The Nobel Prize in Physiology or Medicine was awarded to immunologists James P. Allison and Tasuku Honjo, M.D. for their discovery of cancer therapy by inhibition of negative immune regulation, often referred to as “immune checkpoint therapy.” Think of it like a car on an important mission that shouldn’t be slow but the manufacturer had made the car to auto-break when exceeding a certain speed, you then remove all the breaks for the car to move as fast as it can. The same was done by Allison and Honjo when they studied and discovered proteins that function as brakes on the immune system and explored different strategies of releasing the brakes and unleashing immune cells to attack.

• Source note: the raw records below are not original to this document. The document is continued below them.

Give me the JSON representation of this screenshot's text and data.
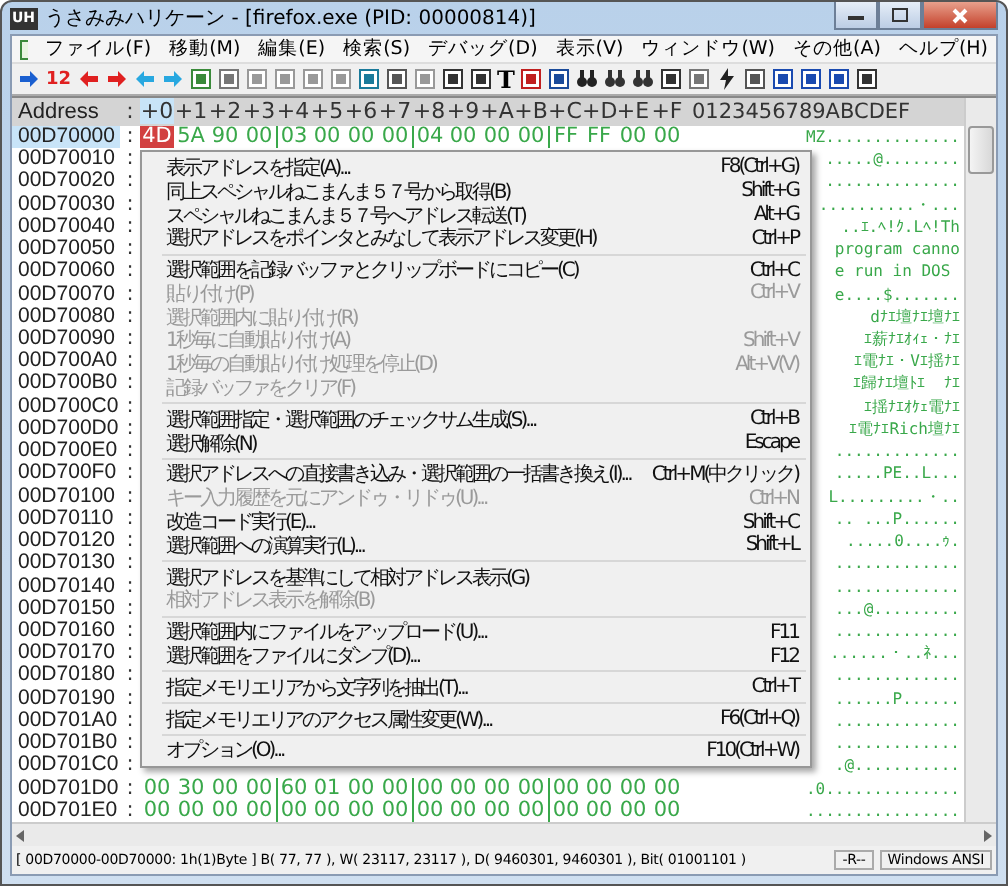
{
  "window": {
    "app_icon": "UH",
    "title": "うさみみハリケーン - [firefox.exe  (PID: 00000814)]"
  },
  "menubar": [
    {
      "label": "ファイル(F)"
    },
    {
      "label": "移動(M)"
    },
    {
      "label": "編集(E)"
    },
    {
      "label": "検索(S)"
    },
    {
      "label": "デバッグ(D)"
    },
    {
      "label": "表示(V)"
    },
    {
      "label": "ウィンドウ(W)"
    },
    {
      "label": "その他(A)"
    },
    {
      "label": "ヘルプ(H)"
    }
  ],
  "toolbar": {
    "count_label": "12",
    "text_tool": "T"
  },
  "hex_view": {
    "address_heading": "Address",
    "heading_separator": ":",
    "columns": [
      {
        "label": "+0",
        "selected": true
      },
      {
        "label": "+1",
        "selected": false
      },
      {
        "label": "+2",
        "selected": false
      },
      {
        "label": "+3",
        "selected": false
      },
      {
        "label": "+4",
        "selected": false
      },
      {
        "label": "+5",
        "selected": false
      },
      {
        "label": "+6",
        "selected": false
      },
      {
        "label": "+7",
        "selected": false
      },
      {
        "label": "+8",
        "selected": false
      },
      {
        "label": "+9",
        "selected": false
      },
      {
        "label": "+A",
        "selected": false
      },
      {
        "label": "+B",
        "selected": false
      },
      {
        "label": "+C",
        "selected": false
      },
      {
        "label": "+D",
        "selected": false
      },
      {
        "label": "+E",
        "selected": false
      },
      {
        "label": "+F",
        "selected": false
      }
    ],
    "ascii_heading": "0123456789ABCDEF",
    "rows": [
      {
        "address": "00D70000",
        "separator": ":",
        "selected": true,
        "bytes": [
          "4D",
          "5A",
          "90",
          "00",
          "03",
          "00",
          "00",
          "00",
          "04",
          "00",
          "00",
          "00",
          "FF",
          "FF",
          "00",
          "00"
        ],
        "ascii": "MZ.............."
      },
      {
        "address": "00D70010",
        "separator": ":",
        "selected": false,
        "ascii": ".....@........"
      },
      {
        "address": "00D70020",
        "separator": ":",
        "selected": false,
        "ascii": ".............."
      },
      {
        "address": "00D70030",
        "separator": ":",
        "selected": false,
        "ascii": "..........・..."
      },
      {
        "address": "00D70040",
        "separator": ":",
        "selected": false,
        "ascii": "..ｴ.ﾍ!ｸ.Lﾍ!Th"
      },
      {
        "address": "00D70050",
        "separator": ":",
        "selected": false,
        "ascii": "program canno"
      },
      {
        "address": "00D70060",
        "separator": ":",
        "selected": false,
        "ascii": "e run in DOS "
      },
      {
        "address": "00D70070",
        "separator": ":",
        "selected": false,
        "ascii": "e....$......."
      },
      {
        "address": "00D70080",
        "separator": ":",
        "selected": false,
        "ascii": " dﾅｴ壇ﾅｴ壇ﾅｴ"
      },
      {
        "address": "00D70090",
        "separator": ":",
        "selected": false,
        "ascii": "ｴ薪ﾅｴｵｨｪ・ﾅｴ"
      },
      {
        "address": "00D700A0",
        "separator": ":",
        "selected": false,
        "ascii": "ｴ電ﾅｴ・Vｴ揺ﾅｴ"
      },
      {
        "address": "00D700B0",
        "separator": ":",
        "selected": false,
        "ascii": "ｴ歸ﾅｴ壇ﾄｴ  ﾅｴ"
      },
      {
        "address": "00D700C0",
        "separator": ":",
        "selected": false,
        "ascii": "ｴ揺ﾅｴｵｹｪ電ﾅｴ"
      },
      {
        "address": "00D700D0",
        "separator": ":",
        "selected": false,
        "ascii": "ｴ電ﾅｴRich壇ﾅｴ"
      },
      {
        "address": "00D700E0",
        "separator": ":",
        "selected": false,
        "ascii": "............."
      },
      {
        "address": "00D700F0",
        "separator": ":",
        "selected": false,
        "ascii": ".....PE..L..."
      },
      {
        "address": "00D70100",
        "separator": ":",
        "selected": false,
        "ascii": "L.........・.."
      },
      {
        "address": "00D70110",
        "separator": ":",
        "selected": false,
        "ascii": ".. ...P......"
      },
      {
        "address": "00D70120",
        "separator": ":",
        "selected": false,
        "ascii": ".....0....ｩ."
      },
      {
        "address": "00D70130",
        "separator": ":",
        "selected": false,
        "ascii": "............."
      },
      {
        "address": "00D70140",
        "separator": ":",
        "selected": false,
        "ascii": "............."
      },
      {
        "address": "00D70150",
        "separator": ":",
        "selected": false,
        "ascii": "...@........."
      },
      {
        "address": "00D70160",
        "separator": ":",
        "selected": false,
        "ascii": "............."
      },
      {
        "address": "00D70170",
        "separator": ":",
        "selected": false,
        "ascii": "......・..ﾈ..."
      },
      {
        "address": "00D70180",
        "separator": ":",
        "selected": false,
        "ascii": "............."
      },
      {
        "address": "00D70190",
        "separator": ":",
        "selected": false,
        "ascii": "......P......"
      },
      {
        "address": "00D701A0",
        "separator": ":",
        "selected": false,
        "ascii": "............."
      },
      {
        "address": "00D701B0",
        "separator": ":",
        "selected": false,
        "ascii": "............."
      },
      {
        "address": "00D701C0",
        "separator": ":",
        "selected": false,
        "ascii": ".@..........."
      },
      {
        "address": "00D701D0",
        "separator": ":",
        "selected": false,
        "bytes": [
          "00",
          "30",
          "00",
          "00",
          "60",
          "01",
          "00",
          "00",
          "00",
          "00",
          "00",
          "00",
          "00",
          "00",
          "00",
          "00"
        ],
        "ascii": ".0.............."
      },
      {
        "address": "00D701E0",
        "separator": ":",
        "selected": false,
        "bytes": [
          "00",
          "00",
          "00",
          "00",
          "00",
          "00",
          "00",
          "00",
          "00",
          "00",
          "00",
          "00",
          "00",
          "00",
          "00",
          "00"
        ],
        "ascii": "................"
      }
    ]
  },
  "context_menu": [
    {
      "kind": "item",
      "label": "表示アドレスを指定(A)...",
      "shortcut": "F8(Ctrl+G)",
      "disabled": false
    },
    {
      "kind": "item",
      "label": "同上スペシャルねこまんま５７号から取得(B)",
      "shortcut": "Shift+G",
      "disabled": false
    },
    {
      "kind": "item",
      "label": "スペシャルねこまんま５７号へアドレス転送(T)",
      "shortcut": "Alt+G",
      "disabled": false
    },
    {
      "kind": "item",
      "label": "選択アドレスをポインタとみなして表示アドレス変更(H)",
      "shortcut": "Ctrl+P",
      "disabled": false
    },
    {
      "kind": "separator"
    },
    {
      "kind": "item",
      "label": "選択範囲を記録バッファとクリップボードにコピー(C)",
      "shortcut": "Ctrl+C",
      "disabled": false
    },
    {
      "kind": "item",
      "label": "貼り付け(P)",
      "shortcut": "Ctrl+V",
      "disabled": true
    },
    {
      "kind": "item",
      "label": "選択範囲内に貼り付け(R)",
      "disabled": true
    },
    {
      "kind": "item",
      "label": "1秒毎に自動貼り付け(A)",
      "shortcut": "Shift+V",
      "disabled": true
    },
    {
      "kind": "item",
      "label": "1秒毎の自動貼り付け処理を停止(D)",
      "shortcut": "Alt+V(V)",
      "disabled": true
    },
    {
      "kind": "item",
      "label": "記録バッファをクリア(F)",
      "disabled": true
    },
    {
      "kind": "separator"
    },
    {
      "kind": "item",
      "label": "選択範囲指定・選択範囲のチェックサム生成(S)...",
      "shortcut": "Ctrl+B",
      "disabled": false
    },
    {
      "kind": "item",
      "label": "選択解除(N)",
      "shortcut": "Escape",
      "disabled": false
    },
    {
      "kind": "separator"
    },
    {
      "kind": "item",
      "label": "選択アドレスへの直接書き込み・選択範囲の一括書き換え(I)...",
      "shortcut": "Ctrl+M(中クリック)",
      "disabled": false
    },
    {
      "kind": "item",
      "label": "キー入力履歴を元にアンドゥ・リドゥ(U)...",
      "shortcut": "Ctrl+N",
      "disabled": true
    },
    {
      "kind": "item",
      "label": "改造コード実行(E)...",
      "shortcut": "Shift+C",
      "disabled": false
    },
    {
      "kind": "item",
      "label": "選択範囲への演算実行(L)...",
      "shortcut": "Shift+L",
      "disabled": false
    },
    {
      "kind": "separator"
    },
    {
      "kind": "item",
      "label": "選択アドレスを基準にして相対アドレス表示(G)",
      "disabled": false
    },
    {
      "kind": "item",
      "label": "相対アドレス表示を解除(B)",
      "disabled": true
    },
    {
      "kind": "separator"
    },
    {
      "kind": "item",
      "label": "選択範囲内にファイルをアップロード(U)...",
      "shortcut": "F11",
      "disabled": false
    },
    {
      "kind": "item",
      "label": "選択範囲をファイルにダンプ(D)...",
      "shortcut": "F12",
      "disabled": false
    },
    {
      "kind": "separator"
    },
    {
      "kind": "item",
      "label": "指定メモリエリアから文字列を抽出(T)...",
      "shortcut": "Ctrl+T",
      "disabled": false
    },
    {
      "kind": "separator"
    },
    {
      "kind": "item",
      "label": "指定メモリエリアのアクセス属性変更(W)...",
      "shortcut": "F6(Ctrl+Q)",
      "disabled": false
    },
    {
      "kind": "separator"
    },
    {
      "kind": "item",
      "label": "オプション(O)...",
      "shortcut": "F10(Ctrl+W)",
      "disabled": false
    }
  ],
  "status_bar": {
    "selection": "[ 00D70000-00D70000: 1h(1)Byte ]  B( 77, 77 ), W( 23117, 23117 ), D( 9460301, 9460301 ), Bit( 01001101 )",
    "mode": "-R--",
    "encoding": "Windows ANSI"
  }
}
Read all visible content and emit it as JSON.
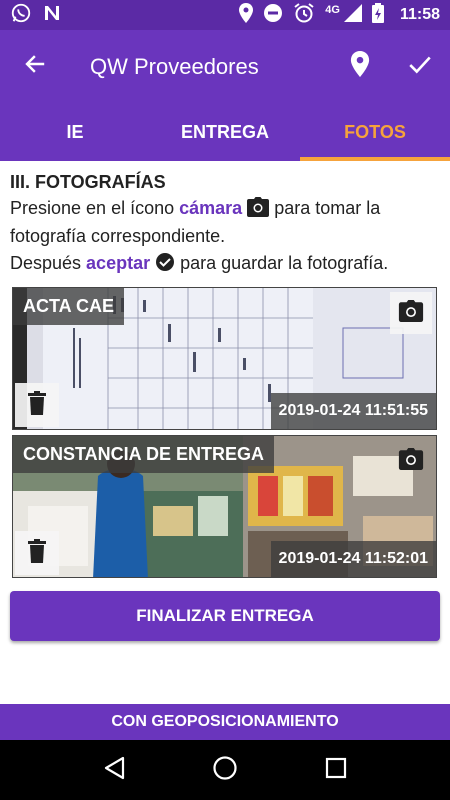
{
  "status_bar": {
    "network": "4G",
    "time": "11:58",
    "icons": [
      "whatsapp-icon",
      "n-notification-icon",
      "location-icon",
      "do-not-disturb-icon",
      "alarm-icon",
      "signal-icon",
      "battery-charging-icon"
    ]
  },
  "app_bar": {
    "title": "QW Proveedores",
    "back_icon": "arrow-back-icon",
    "actions": [
      "location-pin-icon",
      "check-icon"
    ]
  },
  "tabs": [
    {
      "label": "IE",
      "active": false
    },
    {
      "label": "ENTREGA",
      "active": false
    },
    {
      "label": "FOTOS",
      "active": true
    }
  ],
  "section": {
    "title": "III. FOTOGRAFÍAS",
    "line1_pre": "Presione en el ícono ",
    "line1_kw": "cámara",
    "line1_post": " para tomar la fotografía correspondiente.",
    "line2_pre": "Después ",
    "line2_kw": "aceptar",
    "line2_post": " para guardar la fotografía."
  },
  "photos": [
    {
      "label": "ACTA CAE",
      "timestamp": "2019-01-24 11:51:55"
    },
    {
      "label": "CONSTANCIA DE ENTREGA",
      "timestamp": "2019-01-24 11:52:01"
    }
  ],
  "buttons": {
    "finalizar": "FINALIZAR ENTREGA",
    "geo": "CON GEOPOSICIONAMIENTO"
  },
  "colors": {
    "primary": "#6a35bd",
    "status_bar": "#5b2aa5",
    "tab_active": "#f6a33c"
  }
}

The Nobel Prize in Physics was awarded to Arthur Ashkin, a nuclear physicist who also happened to be the oldest (age ninety-six) laureate, for his invention of optical tweezers and their application to biological systems, and to electrical engineer Gérard Mourou and (his student) optical physicist Donna Strickland for their method of generating high-intensity, ultra-short optical pulses. Ashkin’s invention in practice is what would allow you to levitate a ping pong ball with a hairdryer and could be used to explore how cells talk to their surroundings and vice versa, and how these interactions affect disease progression. While Mourou and Donna’s technique, called Chirped Pulse Amplification (CPA), is now routinely used in corrective laser eye surgeries.

The Nobel Prize in Chemistry was awarded to chemical engineer Frances H. Arnold for her work on the directed evolution of enzymes, and to biologist George P. Smith and Sir Gregory P. Winter, a genetic engineer, for the phage display of peptides and antibodies. These Nobel Laureates in Chemistry have been inspired by the power of evolution and used the principles of direct evolution by genetic change and selection to develop proteins that solve mankind’s chemical problems. Arnold’s technique of producing enzymes (catalysts) through directed evolution are now used to manufacture everything from biofuels to pharmaceutical products. Smith and Winter’s discovery of antibodies evolved using a method called phage display is used to combat auto-immune diseases and to cure some cases of metastatic cancers. Sir Winter created the protein adalimumab, now marketed as Humira by Abbott Laboratories, which is a treatment for rheumatoid arthritis and inflammatory bowel disease.

Foundational research for this year’s Nobel science prizes was done over three decades ago and some only got to be used in routine medical practice, or pharmaceutical products, less than ten years ago. The Nobel science prizes don’t simply reward the invention only but its broad contribution to the evolution of humankind.